Parce qu’il y a urgence face au risque de contestation des Français avec la montée en puissance des ZFE-m qui devraient condamner 74 % du parc roulant, les pouvoirs publics s’impatientent. « La réglementation pour laquelle nous nous sommes tous battus porte ses fruits. Elle nous permet aujourd’hui d’entrer dans le vif du sujet », a assuré Damien Pichereau, chargé de communication chez REV Mobilities, lors du même webinaire. Tout semble donc porter cette nouvelle filière en construction.
Les acteurs avancent
Aujourd’hui, une dizaine d’acteurs ont investi cette niche. D’autres devraient intégrer leur rang. Bonne émulation ou risque de voir ce marché nécessitant de gros investissements se morceler jusqu’à ne pas trouver de modèle économique suffisamment viable pour perdurer ?
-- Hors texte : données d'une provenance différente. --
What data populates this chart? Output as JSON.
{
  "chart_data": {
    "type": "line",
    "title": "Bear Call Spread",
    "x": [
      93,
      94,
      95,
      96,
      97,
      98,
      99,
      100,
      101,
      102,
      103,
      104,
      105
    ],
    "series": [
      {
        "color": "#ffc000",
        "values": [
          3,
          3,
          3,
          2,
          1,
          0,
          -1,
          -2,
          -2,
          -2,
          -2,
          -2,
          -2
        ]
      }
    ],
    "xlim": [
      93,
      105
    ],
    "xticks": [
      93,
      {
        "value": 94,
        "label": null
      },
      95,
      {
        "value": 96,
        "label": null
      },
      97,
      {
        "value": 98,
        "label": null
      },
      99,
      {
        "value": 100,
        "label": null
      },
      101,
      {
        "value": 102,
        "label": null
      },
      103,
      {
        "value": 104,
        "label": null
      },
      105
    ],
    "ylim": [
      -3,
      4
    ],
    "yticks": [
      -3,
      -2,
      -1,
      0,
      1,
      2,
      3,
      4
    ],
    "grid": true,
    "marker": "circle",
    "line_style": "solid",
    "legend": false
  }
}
En attendant, les « pionniers » poursuivent leur course aux homologations, « clé d’entrée » fournie par l’UTAC et point de passage obligé vers l’industrialisation. REV Mobilities annonce qu’il aura obtenu dès la fin du premier trimestre des homologations R100-2 sur les batteries, permettant de faire du volume et à l’horizon de la fin de l’année le sésame pour cinq véhicules dont un « historique ». « Plusieurs centaines de véhicules vont entrer en production car il y a une énorme demande. » Et un catalogue des offres devrait bientôt sortir avec dans le viseur l’homologation de cinquante véhicules.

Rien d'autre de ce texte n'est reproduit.